In 1943, General Motors (GM) brought in Peter Drucker to conduct a two-year social-scientific examination of what was then the world’s largest corporation. Drucker conducted many interviews with GM’s corporate leaders, divisional managers, department chiefs, and line workers. He analyzed decision-making and production processes. The resultant landmark study, Concept of the Corporation (1946,) laid the foundations of scientific management as a formal discipline.
One anecdote that Drucker liked to share from his GM research involved how his client, GM supremo Alfred P. Sloan, Jr., generally encouraged disagreements:
During a meeting in which GM’s top management team was considering a weighty decision, Sloan closed the meeting by asking, “Gentlemen, I take it we are all in complete agreement on the decision here?”
Sloan then waited as each member of the assembled committee nodded in agreement.
Sloan continued, “Then, I propose we postpone further discussion of this matter until our next meeting to give ourselves time to develop disagreement and perhaps gain some understanding of what this decision is about.”
Concrete Disagreement Stimulates Thought
Strong leaders encourage their team members to challenge them and question consensus. Leaders so counter the tendency toward synthetic harmony that emanates from group thinking and the risk of unchallenged leadership.
A team member with a difference of opinion or contrary position that’s well rooted in rationale is not to be reprimanded. He may have judgments worth listening to or recommendations worth heeding. Every team needs at least one to keep the team from falling into complacency. A team’s culture shouldn’t shun discouragement and conflict.. Look out, though, for team members who merely pay lip service to allow for the counterargument.
There are three reasons why dissent is needed. It first safeguards the decision maker against becoming the prisoner of the organization. Everybody is special pleader, trying—often in perfectly good faith—to obtain the decision he favors. Second, disagreement alone can provide alternatives to decision. And decision without an alternative is desperate gamblers’ throw, no matter how carefully thought through it might be. Above all, disagreement is needed to stimulate the imagination.
The Best Leaders Encourage Disagreements
Dissent and disagreement are critical to combat confirmation bias—the human tendency to readily seek and accept ostensible facts that match our existing worldview rather than objectively considering alternative viewpoints and unintended consequences.
What’s worse, leaders tend to surround themselves with like-minded individuals—people they trust and people who think alike. Drucker later wrote in his wide-ranging treatise on Management: Tasks, Responsibilities, Practices (1974,)
Sloan always emphasized the need to test opinions against facts and the need to make absolutely sure that one did not start out with the conclusion and then look for the facts that would support it. But he knew that the right decision demands adequate disagreement.
An effective decision-maker organizes dissent. This protects him against being taken in by the plausible but false or incomplete. It gives him the alternatives so that he can choose and make a decision, but also ensures that he is not lost in the fog when his decision proves deficient or wrong in execution. And it forces the imagination—his own and that of his associates. Dissent converts the plausible into the right and the right into the good decision.

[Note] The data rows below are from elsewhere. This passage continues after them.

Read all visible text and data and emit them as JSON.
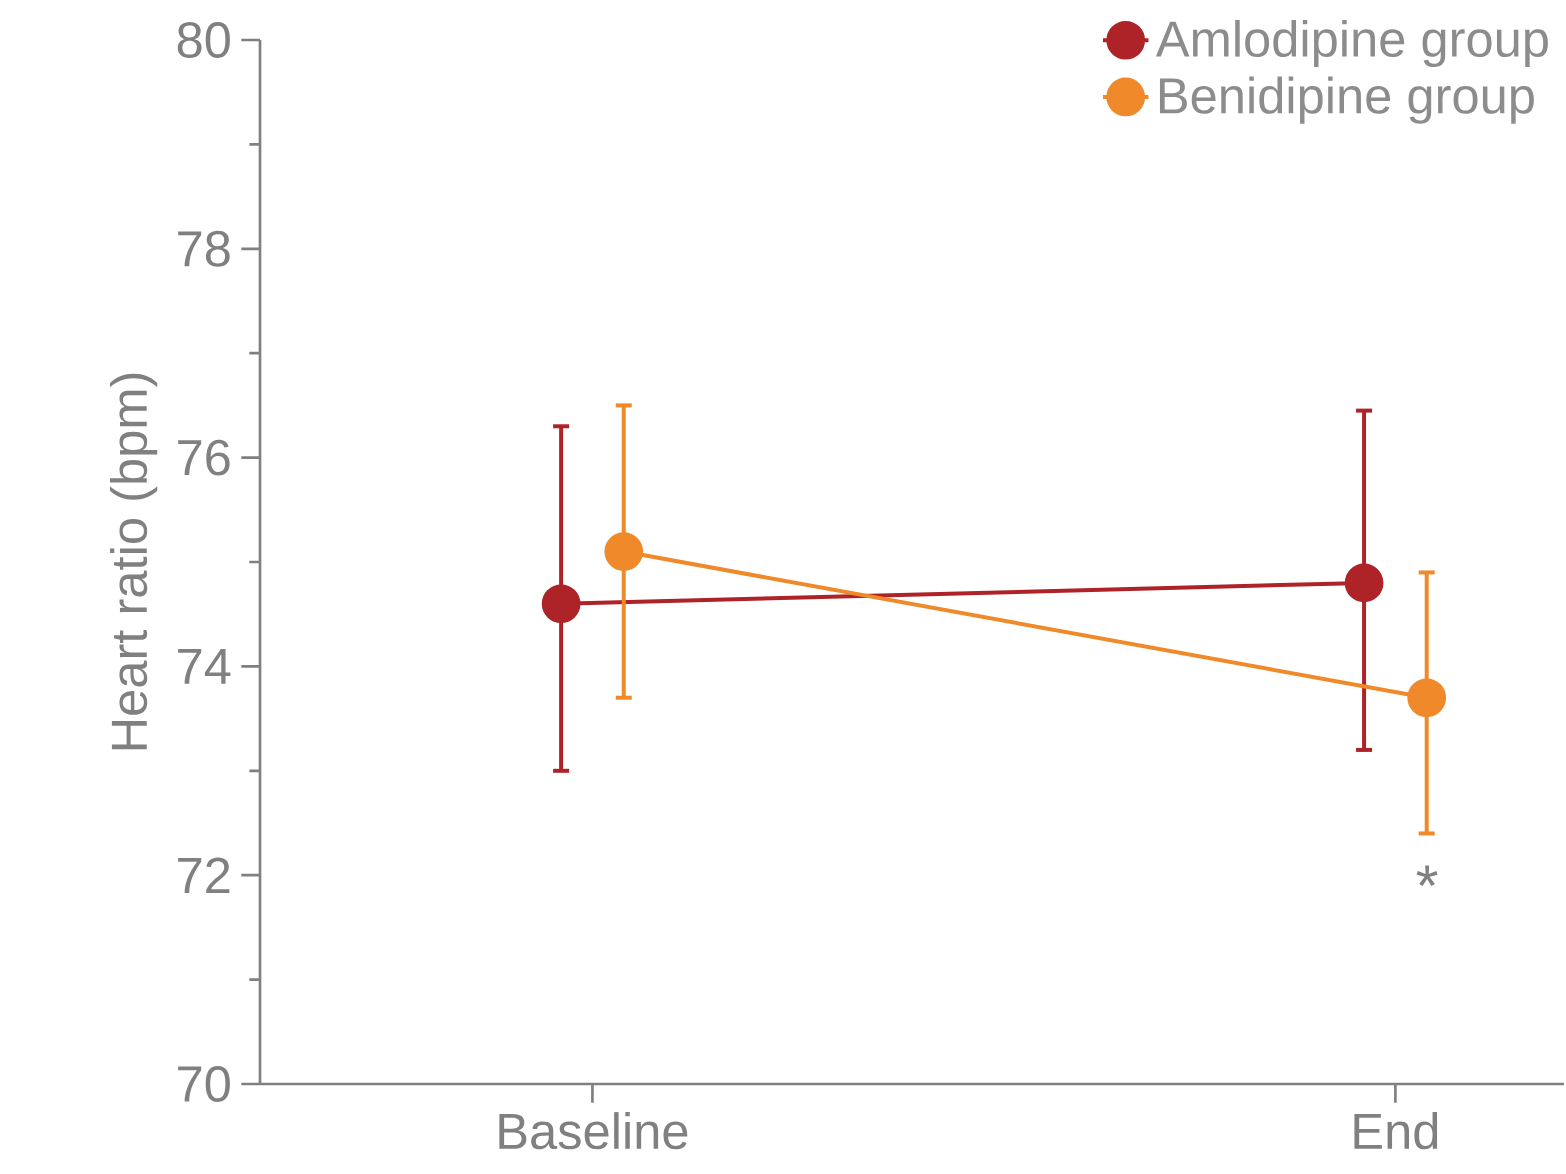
{
  "chart_data": {
    "type": "line",
    "ylabel": "Heart ratio (bpm)",
    "categories": [
      "Baseline",
      "End"
    ],
    "series": [
      {
        "name": "Amlodipine group",
        "color": "#ae2327",
        "values": [
          74.6,
          74.8
        ],
        "errors": [
          [
            73.0,
            76.3
          ],
          [
            73.2,
            76.45
          ]
        ]
      },
      {
        "name": "Benidipine group",
        "color": "#f0892a",
        "values": [
          75.1,
          73.7
        ],
        "errors": [
          [
            73.7,
            76.5
          ],
          [
            72.4,
            74.9
          ]
        ]
      }
    ],
    "ylim": [
      70,
      80
    ],
    "yticks": [
      70,
      72,
      74,
      76,
      78,
      80
    ],
    "marker": "circle",
    "line_style": "solid",
    "legend": "top right",
    "grid": false,
    "annotations": [
      "*"
    ]
  }
}
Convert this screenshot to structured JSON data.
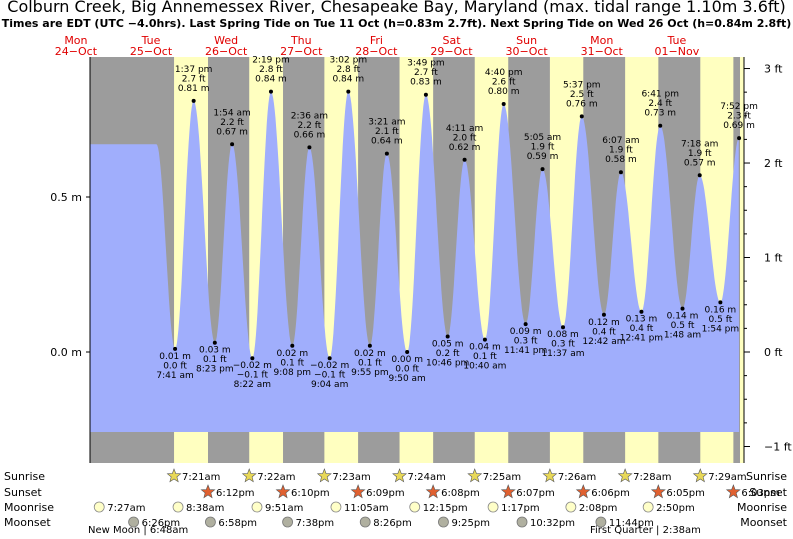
{
  "header": {
    "title": "Colburn Creek, Big Annemessex River, Chesapeake Bay, Maryland (max. tidal range 1.10m 3.6ft)",
    "subtitle": "Times are EDT (UTC −4.0hrs). Last Spring Tide on Tue 11 Oct (h=0.83m 2.7ft). Next Spring Tide on Wed 26 Oct (h=0.84m 2.8ft)"
  },
  "days": [
    {
      "dow": "Mon",
      "date": "24−Oct"
    },
    {
      "dow": "Tue",
      "date": "25−Oct"
    },
    {
      "dow": "Wed",
      "date": "26−Oct"
    },
    {
      "dow": "Thu",
      "date": "27−Oct"
    },
    {
      "dow": "Fri",
      "date": "28−Oct"
    },
    {
      "dow": "Sat",
      "date": "29−Oct"
    },
    {
      "dow": "Sun",
      "date": "30−Oct"
    },
    {
      "dow": "Mon",
      "date": "31−Oct"
    },
    {
      "dow": "Tue",
      "date": "01−Nov"
    }
  ],
  "chart_data": {
    "type": "area",
    "title": "Colburn Creek, Big Annemessex River, Chesapeake Bay, Maryland (max. tidal range 1.10m 3.6ft)",
    "x_unit": "hours since Mon 24 Oct 00:00 EDT",
    "y_unit": "m",
    "ylim_m": [
      -0.3,
      1.0
    ],
    "left_axis": {
      "ticks": [
        0.5,
        0.0
      ],
      "labels": [
        "0.5 m",
        "0.0 m"
      ]
    },
    "right_axis": {
      "ticks_ft": [
        3,
        2,
        1,
        0,
        -1
      ],
      "labels": [
        "3 ft",
        "2 ft",
        "1 ft",
        "0 ft",
        "−1 ft"
      ]
    },
    "extremes": [
      {
        "type": "low",
        "time": "7:41 am",
        "m": "0.01 m",
        "ft": "0.0 ft",
        "h": 31.68,
        "v": 0.01
      },
      {
        "type": "high",
        "time": "1:37 pm",
        "m": "0.81 m",
        "ft": "2.7 ft",
        "h": 37.62,
        "v": 0.81
      },
      {
        "type": "low",
        "time": "8:23 pm",
        "m": "0.03 m",
        "ft": "0.1 ft",
        "h": 44.38,
        "v": 0.03
      },
      {
        "type": "high",
        "time": "1:54 am",
        "m": "0.67 m",
        "ft": "2.2 ft",
        "h": 49.9,
        "v": 0.67
      },
      {
        "type": "low",
        "time": "8:22 am",
        "m": "−0.02 m",
        "ft": "−0.1 ft",
        "h": 56.37,
        "v": -0.02
      },
      {
        "type": "high",
        "time": "2:19 pm",
        "m": "0.84 m",
        "ft": "2.8 ft",
        "h": 62.32,
        "v": 0.84
      },
      {
        "type": "low",
        "time": "9:08 pm",
        "m": "0.02 m",
        "ft": "0.1 ft",
        "h": 69.13,
        "v": 0.02
      },
      {
        "type": "high",
        "time": "2:36 am",
        "m": "0.66 m",
        "ft": "2.2 ft",
        "h": 74.6,
        "v": 0.66
      },
      {
        "type": "low",
        "time": "9:04 am",
        "m": "−0.02 m",
        "ft": "−0.1 ft",
        "h": 81.07,
        "v": -0.02
      },
      {
        "type": "high",
        "time": "3:02 pm",
        "m": "0.84 m",
        "ft": "2.8 ft",
        "h": 87.03,
        "v": 0.84
      },
      {
        "type": "low",
        "time": "9:55 pm",
        "m": "0.02 m",
        "ft": "0.1 ft",
        "h": 93.92,
        "v": 0.02
      },
      {
        "type": "high",
        "time": "3:21 am",
        "m": "0.64 m",
        "ft": "2.1 ft",
        "h": 99.35,
        "v": 0.64
      },
      {
        "type": "low",
        "time": "9:50 am",
        "m": "0.00 m",
        "ft": "0.0 ft",
        "h": 105.83,
        "v": 0.0
      },
      {
        "type": "high",
        "time": "3:49 pm",
        "m": "0.83 m",
        "ft": "2.7 ft",
        "h": 111.82,
        "v": 0.83
      },
      {
        "type": "low",
        "time": "10:46 pm",
        "m": "0.05 m",
        "ft": "0.2 ft",
        "h": 118.77,
        "v": 0.05
      },
      {
        "type": "high",
        "time": "4:11 am",
        "m": "0.62 m",
        "ft": "2.0 ft",
        "h": 124.18,
        "v": 0.62
      },
      {
        "type": "low",
        "time": "10:40 am",
        "m": "0.04 m",
        "ft": "0.1 ft",
        "h": 130.67,
        "v": 0.04
      },
      {
        "type": "high",
        "time": "4:40 pm",
        "m": "0.80 m",
        "ft": "2.6 ft",
        "h": 136.67,
        "v": 0.8
      },
      {
        "type": "low",
        "time": "11:41 pm",
        "m": "0.09 m",
        "ft": "0.3 ft",
        "h": 143.68,
        "v": 0.09
      },
      {
        "type": "high",
        "time": "5:05 am",
        "m": "0.59 m",
        "ft": "1.9 ft",
        "h": 149.08,
        "v": 0.59
      },
      {
        "type": "low",
        "time": "11:37 am",
        "m": "0.08 m",
        "ft": "0.3 ft",
        "h": 155.62,
        "v": 0.08
      },
      {
        "type": "high",
        "time": "5:37 pm",
        "m": "0.76 m",
        "ft": "2.5 ft",
        "h": 161.62,
        "v": 0.76
      },
      {
        "type": "low",
        "time": "12:42 am",
        "m": "0.12 m",
        "ft": "0.4 ft",
        "h": 168.7,
        "v": 0.12
      },
      {
        "type": "high",
        "time": "6:07 am",
        "m": "0.58 m",
        "ft": "1.9 ft",
        "h": 174.12,
        "v": 0.58
      },
      {
        "type": "low",
        "time": "12:41 pm",
        "m": "0.13 m",
        "ft": "0.4 ft",
        "h": 180.68,
        "v": 0.13
      },
      {
        "type": "high",
        "time": "6:41 pm",
        "m": "0.73 m",
        "ft": "2.4 ft",
        "h": 186.68,
        "v": 0.73
      },
      {
        "type": "low",
        "time": "1:48 am",
        "m": "0.14 m",
        "ft": "0.5 ft",
        "h": 193.8,
        "v": 0.14
      },
      {
        "type": "high",
        "time": "7:18 am",
        "m": "0.57 m",
        "ft": "1.9 ft",
        "h": 199.3,
        "v": 0.57
      },
      {
        "type": "low",
        "time": "1:54 pm",
        "m": "0.16 m",
        "ft": "0.5 ft",
        "h": 205.9,
        "v": 0.16
      },
      {
        "type": "high",
        "time": "7:52 pm",
        "m": "0.69 m",
        "ft": "2.3 ft",
        "h": 211.87,
        "v": 0.69
      }
    ],
    "day_spans": [
      {
        "sunrise_h": 31.35,
        "sunset_h": 42.2
      },
      {
        "sunrise_h": 55.37,
        "sunset_h": 66.17
      },
      {
        "sunrise_h": 79.38,
        "sunset_h": 90.15
      },
      {
        "sunrise_h": 103.4,
        "sunset_h": 114.13
      },
      {
        "sunrise_h": 127.42,
        "sunset_h": 138.12
      },
      {
        "sunrise_h": 151.43,
        "sunset_h": 162.1
      },
      {
        "sunrise_h": 175.47,
        "sunset_h": 186.08
      },
      {
        "sunrise_h": 199.48,
        "sunset_h": 210.05
      }
    ]
  },
  "legend_labels": {
    "sunrise": "Sunrise",
    "sunset": "Sunset",
    "moonrise": "Moonrise",
    "moonset": "Moonset"
  },
  "sunrise": [
    {
      "h": 31.35,
      "time": "7:21am"
    },
    {
      "h": 55.37,
      "time": "7:22am"
    },
    {
      "h": 79.38,
      "time": "7:23am"
    },
    {
      "h": 103.4,
      "time": "7:24am"
    },
    {
      "h": 127.42,
      "time": "7:25am"
    },
    {
      "h": 151.43,
      "time": "7:26am"
    },
    {
      "h": 175.47,
      "time": "7:28am"
    },
    {
      "h": 199.48,
      "time": "7:29am"
    }
  ],
  "sunset": [
    {
      "h": 42.2,
      "time": "6:12pm"
    },
    {
      "h": 66.17,
      "time": "6:10pm"
    },
    {
      "h": 90.15,
      "time": "6:09pm"
    },
    {
      "h": 114.13,
      "time": "6:08pm"
    },
    {
      "h": 138.12,
      "time": "6:07pm"
    },
    {
      "h": 162.1,
      "time": "6:06pm"
    },
    {
      "h": 186.08,
      "time": "6:05pm"
    },
    {
      "h": 210.05,
      "time": "6:03pm"
    }
  ],
  "moonrise": [
    {
      "h": 7.45,
      "time": "7:27am"
    },
    {
      "h": 32.63,
      "time": "8:38am"
    },
    {
      "h": 57.85,
      "time": "9:51am"
    },
    {
      "h": 83.08,
      "time": "11:05am"
    },
    {
      "h": 108.25,
      "time": "12:15pm"
    },
    {
      "h": 133.28,
      "time": "1:17pm"
    },
    {
      "h": 158.13,
      "time": "2:08pm"
    },
    {
      "h": 182.83,
      "time": "2:50pm"
    }
  ],
  "moonset": [
    {
      "h": 18.43,
      "time": "6:26pm"
    },
    {
      "h": 42.97,
      "time": "6:58pm"
    },
    {
      "h": 67.63,
      "time": "7:38pm"
    },
    {
      "h": 92.43,
      "time": "8:26pm"
    },
    {
      "h": 117.42,
      "time": "9:25pm"
    },
    {
      "h": 142.53,
      "time": "10:32pm"
    },
    {
      "h": 167.73,
      "time": "11:44pm"
    }
  ],
  "moon_phases": [
    {
      "text": "New Moon | 6:48am"
    },
    {
      "text": "First Quarter | 2:38am"
    }
  ],
  "colors": {
    "night": "#9c9c9c",
    "day": "#ffffc0",
    "water": "#a0aefc",
    "weekday": "#e00000"
  }
}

Idea for Impact: The more you encourage healthy debate within your team, the better off you’ll be
The first rule in decision-making should be that you don’t make any decision unless you’ve sought out and contemplated the counterevidence. Consider the other side of any idea as carefully as your own.
Wise leaders proactively seek the truth they don’t want to find. Encourage authentic dissenting opinions to generate more—and better—solutions to problems.